Sempre su L’Economia, nell’ultimo numero, è Maurizio Ferrera, editorialista di lungo corso del Corriere, a dare respiro al ragionamento, dando carattere maggiormente sistemico all’utilizzo del risparmio e spingendosi ad immaginare la creazione di una partnership pubblico – privato mirata all’investimento in settori strategici.
Si tratta evidentemente di una proposta che nell’ispirazione di fondo ricalca quella avanzata dal segretario generale di First Cisl Riccardo Colombani, che ha auspicato la nascita di un “Fondo deputato ad investire nell’economia reale” coordinato dallo Stato.
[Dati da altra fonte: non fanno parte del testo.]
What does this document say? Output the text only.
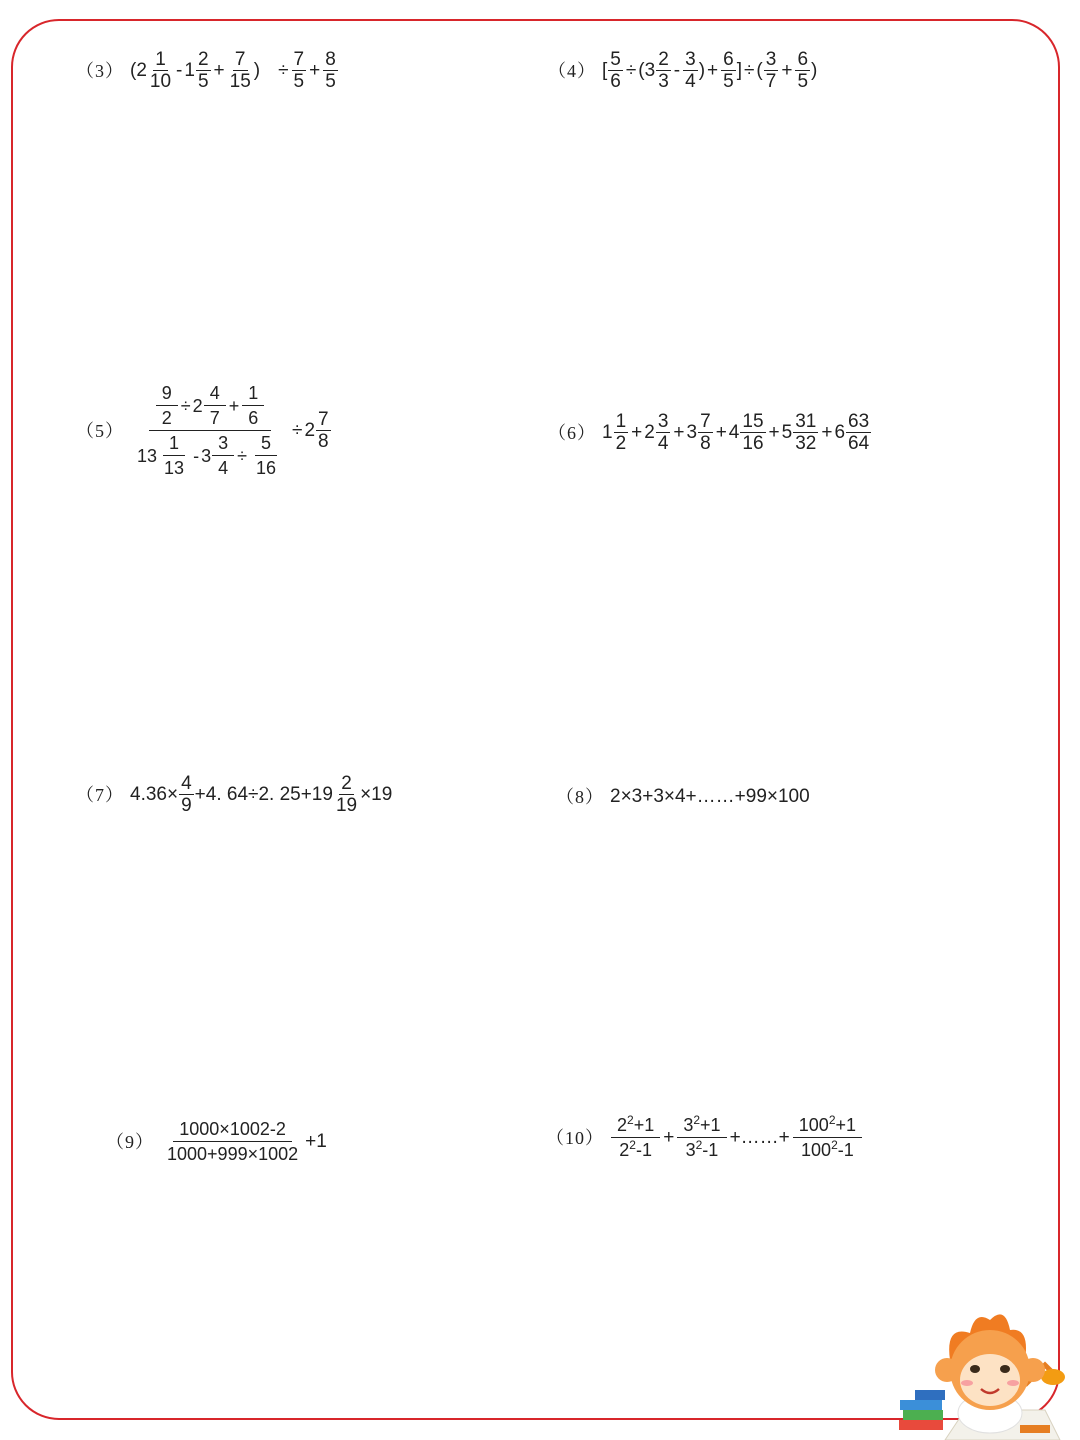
（3） ($2 \frac{1}{10} - 1 \frac{2}{5} + \frac{7}{15}$ ) ÷ $\frac{7}{5} + \frac{8}{5}$	（4） [ $\frac{5}{6} \div (3 \frac{2}{3} - \frac{3}{4}$ ) + $\frac{6}{5}$ ] ÷ ( $\frac{3}{7} + \frac{6}{5}$ )
$(5) \frac{\frac{9}{2} \div 2 \frac{4}{7} + \frac{1}{6}}{13 \frac{1}{13} - 3 \frac{3}{4} \div \frac{5}{16}} \div 2 \frac{7}{8}$	（6） $1 \frac{1}{2} + 2 \frac{3}{4} + 3 \frac{7}{8} + 4 \frac{15}{16} + 5 \frac{31}{32} + 6 \frac{63}{64}$
（7） $4.36\times \frac{4}{9} +4$. 64÷2. $25+19 \frac{2}{19} \times 19$	（8） 2×3+3×4+……+99×100
$(9) \frac{1000\times 1002-2}{1000+999\times 1002} +1$	$(10) \frac{2^2+1}{2^2-1} + \frac{3^2+1}{3^2-1}$ +……+ $\frac{100^2+1}{100^2-1}$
Lo Stato assumerebbe in questo modo il ruolo di regista, magari affidandosi ad una realtà pubblica con già acquisite competenze e con il coinvolgimento dei diversi attori privati (banche, sgr, ecc.) oltre ai corpi intermedi come i sindacati, che a loro volta potrebbero svolgere, attraverso un osservatorio permanente ad hoc, un reale ruolo di controllo e stimolo”.
Si chiede infatti Ferrera: “Perché non pensare a una iniziativa in grande stile, orchestrata da una partnership di attori pubblici e privati, che attragga quote consistenti di risparmi da impiegare sui territori per la transizione verde e quella digitale? Molte banche hanno già accumulato esperienza in questo settore, grazie all’uso dei criteri ESG+H (sostenibilità ambientale, sodale, di governance e sanitaria). Ciò che serve ora è un cambio di scala: un ampio e ambizioso progetto. Accompagnato da una vigorosa campagna di comunicazione e sensibilizzazione pubblica”.
Riflessioni di questo tipo rendono evidente che il dibattito sul risparmio privato al servizio dell’economia sta giungendo a maturazione. È importante notare, a questo riguardo, che anche l’Abi ha affrontato il tema a più riprese, sia chiedendo il rilancio dei Pir, con il direttore generale Giovani Sabatini, sia sottolineando, con il presidente Antonio Patuelli, la necessità di immettere queste risorse in un “circolo virtuoso” tra famiglie e imprese.
Quel che manca in queste prese di posizione è una disamina approfondita delle ragioni che rendono gli italiani diffidenti ad investire i propri risparmi e delle soluzioni in grado di invertire questa tendenza. Al centro di tutto, per First Cisl, sta il modello di consulenza, che nella forma attualmente prevalente, quella su base dipendente, si è rivelato non funzionale agli obiettivi.
È su questo punto che bisogna agire innovando in profondità. Il che significa dare impulso al modello di consulenza su base indipendente, l’unico in grado per sua natura di reimpostare in modo più trasparente il rapporto tra banche e clienti, vincendo la ritrosia di questi ultimi verso gli investimenti finanziari.
La consulenza su base indipendente è “un’innovazione contenuta nella Mifid 2, grazie alla quale gli intermediari finanziari in tutta Europa devono dichiarare se la consulenza viene svolta su base indipendente o non indipendente – ha spiegato Colombani in un articolo uscito sull’ultimo numero di Investire – Oggi la stragrande maggioranza degli intermediari finanziari italiani non adotta il nuovo modello di consulenza”. Colombani ha ricordato che la prima implicazione positiva di questo modello consiste “nell’ampia gamma di strumenti finanziari, per recepire il principio cardine della Mifid, quello che prescrive agli intermediari di servire al meglio l’interesse della clientela. Non è una norma di buone intenzioni, può essere concretamente praticata attraverso un investimento in capitale umano, nelle persone che lavorano in banca, con una formazione profonda e autentica, che vada oltre l’addestramento alla vendita dei prodotti emessi dal distributore del servizio di consulenza o emessi da partner commerciali dello stesso”.